We collected oranges from the orange tree, lemons from the lemon tree, observed his Gouldian Finches and had fun exploring sticks and twigs, gumnuts and goldfish. All the delights of a grandparent's home.

At some stage during our visit, a French Horn appeared. I was very bewildered as I know Grandad, my father-in-law, as a guitar/banjo cum harmonica player. Never had I imagined that he might own a French Horn. 'Twas a pity as it would have been useful last semester when my Kindermusik for the Young Child class and I were exploring brass instruments. The thought crossed my mind to ask whether I could borrow it for a week, yet not knowing the origins of this horn and how precious it might be, I left my thoughts awhile.

Grandad decided that we simply had to listen to Beethoven's Romanzen via LP, yes an old record, on his brand new record player, with wonderful surround sound speakers. So we all sat and enjoyed this marvellous work sounding very rich and full and with those lovely old scratchy sounds a record makes.

Upon our departure I noticed that the French Horn was coming with us. All of a sudden I made the connection between the horn and the comments about us needing to visit him, and his having something we all needed to be there to receive.
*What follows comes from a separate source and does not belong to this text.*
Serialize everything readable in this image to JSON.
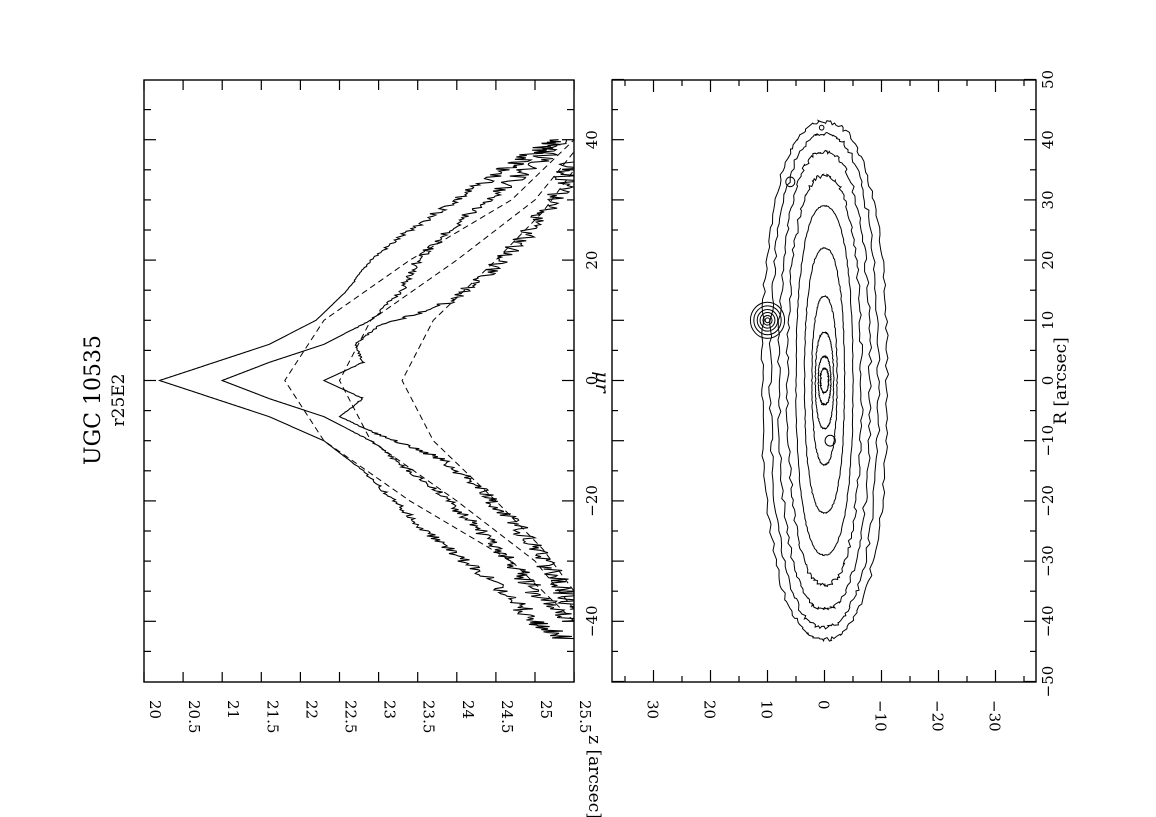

I am not sure why the giving was very understated, yet there are some things we just don't understand about our fathers-in-law and some things we just don't ask ;) Especially after I asked where it came from, to which I received the reply "Nanna's dead boyfriend's brother!" Goodness only knows!

So now we are in possession of a very old French Horn. I would love to know exactly how old it is. It certainly needs a polish. However that has not taken the shine off the enthusiasm of my precious Ess who enjoys playing it as often as she can. Each evening she enjoys playing Lucy Locket and Bell Horses and other wondrous explorations on her glockenspiel for Daddy. Now we endure, rather enjoy, the dulcet tones of French Horn playing. Perhaps this little video tutorial will come in handy for her at some stage. Do let me know if you have any wonderful French Horn resources at the tip of your tongue. Come on, I know you all do! ;) I'd personally love to be able to understand all the meaning lying behind the symbols of the trademark. I'd love to be able to play a tune or two, but with all those overtones, it is very challenging.

Meanwhile in order to nurture my children's creativity, I can see I am about to develop a passion for the French Horn.


David said...

The "Nanna's dead boyfriend's brother" line made me laugh


Diane said...

Through my very methodical and exact research (no, not really!) I'm thinking it could be 1916. I base that on p.21 of the pdf found here: but as to how right I am, well that's anyone's guess! I'm just going by the serial numbers. It LOOKS like it could be that old.

Enjoy it, regardless. That's an awesome gift, and a beautiful looking instrument.

(By the way, I haven't forgotten about doing your banner head - sorry!)